Piranhas
Titre original: Piranha
Genre: Horreur , Agressions animales
Année: 1978
Pays d'origine: Etats-Unis
Réalisateur: Joe Dante
Casting:
Bradford Dillman, Heather Menzies, Kevin McCarthy, Keenan Wynn...
 

Deux jeunes campeurs disparaissent mystérieusement dans une région forestière... Une enquêteuse est envoyée sur place pour les retrouver. Avec l'aide d'un homme du coin, elle établira que les deux jeunes ont été dévorés par des piranhas mutants. Problème : pour découvrir ceci, il a fallu vider le bassin des piranhas, expédiant ces derniers dans le fleuve, direction la mer, via un centre de loisirs peuplé de marmaille nageuse...

 

 

Sorti trois ans après Les Dents de la Mer, Piranhas (qui prend un "s" en VF et n'en prend pas en VO) est bien un rejeton de la New World Pictures de Roger Corman. Déjà, l'homme à qui le film est attribué, Joe Dante, est un jeune réalisateur, ancien responsable des bandes-annonces de la firme. C'est son premier long métrage en solo, après les expériences un peu particulières de "The Movie Orgie" en 1968 (des plans de films différents, montés bout à bout, tout en étant interchangeables... ça durait sept heures) et "Hollywood Boulevard", co-réalisé en 1976 avec Allan Arkush.
Et le scénario est une repompe grossière des Dents de la Mer. Mais la première version du scénario était à la base tellement mauvaise que Dante confessa plus tard lui-même qu'il venait d'hériter d'un cadeau empoisonné. Personne ne voulait se charger de ce script puant. Pourtant, Dante, pas démonté, s'adjoindra les services de John Sayles, qui aura pour tâche d'améliorer l'immondice... Ce sera au final son premier scénario. Une parfaite équipe de débutants, donc.

 

 

On pouvait craindre le pire. Et pourtant, on a tout simplement là le meilleur plagiat des Dents de la Mer.

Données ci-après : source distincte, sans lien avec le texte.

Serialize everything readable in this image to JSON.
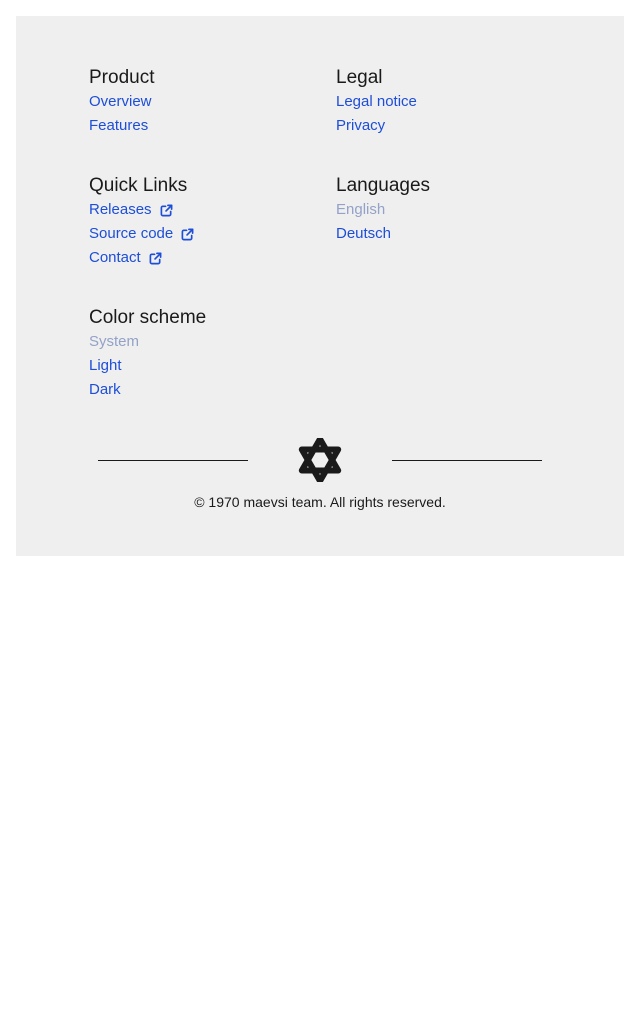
{
  "footer": {
    "sections": {
      "product": {
        "title": "Product",
        "links": [
          "Overview",
          "Features"
        ]
      },
      "legal": {
        "title": "Legal",
        "links": [
          "Legal notice",
          "Privacy"
        ]
      },
      "quick_links": {
        "title": "Quick Links",
        "links": [
          "Releases",
          "Source code",
          "Contact"
        ]
      },
      "languages": {
        "title": "Languages",
        "links": [
          "English",
          "Deutsch"
        ],
        "selected": "English"
      },
      "color_scheme": {
        "title": "Color scheme",
        "links": [
          "System",
          "Light",
          "Dark"
        ],
        "selected": "System"
      }
    },
    "logo_icon": "star-of-david-icon",
    "copyright": "© 1970 maevsi team. All rights reserved."
  },
  "colors": {
    "background": "#efefef",
    "link": "#1d4ed8",
    "link_active": "#93a2c8",
    "text": "#1a1a1a"
  }
}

Spielberg d'ailleurs ne s'y est pas trompé, poussant ses avocats à laisser tomber le procès en justice pour plagiat, et prenant au passage en note le nom de Dante, dont il deviendra l'ami et à qui il confiera, six ans plus tard, la réalisation de Gremlins.
Piranhas utilise tout d'abord les recettes classiques des productions Corman : un soupçon d'érotisme avec des bikinis très serrés, allié à de la violence (mais pas trop non plus) avec les attaques des piranhas, qui laissent une bonne place à des plaies bien senties (au passage, notons le début de la collaboration de Dante avec le maquilleur Rob Bottin, collaboration qui culminera deux ans plus tard avec les loups-garous de "Hurlements").
De plus, les attaques des piranhas, sensiblement réalisées de la même façon que celles du requin du film de Spielberg, à l'aide d'une caméra subjective dans l'eau censée reproduire la vision de la poiscaille carnivore, se révèlent particulièrement efficaces. En effet, une telle réalisation implique que le spectateur est conscient de l'imminence de l'attaque, tandis que le baigneur, lui, ne partage pas cette connaissance. Les attaques sont donc inéluctables, et le suspense est pleinement exploité...

 

 

Le scénario, quant à lui, avouons-le, demeure bien classique, malgré ses corrections. Cela dit, le fait que les piranhas soient des piranhas mutants découlant d'expériences effectuées par l'armée contribue à rattacher le film à une tradition de films de monstres des 50's... Ainsi, Dante commence lentement mais sûrement à mettre en place une des thématiques centrales de sa carrière.
Du reste, on repère déjà des clins d'oeil directs à d'autres oeuvres : Les Dents de la mer bien entendu, présent sous la forme d'un jeu vidéo auquel joue l'héroïne au début du film, et, moins évident, "l'Invasion of the Body Snatchers", de Don Siegel. Cela à travers le personnage du Dr. Robert Hoak, incarné par le grand Kevin McCarthy, gardien de la base militaire désaffectée où étaient gardés les piranhas (en compagnie de quelques autres spécimens mutants, dont on ne nous dit rien, mais qui donnent à l'endroit une touche très "Zone 52"... ceux qui ont vu "Looney Tunes Back in Action" comprendront).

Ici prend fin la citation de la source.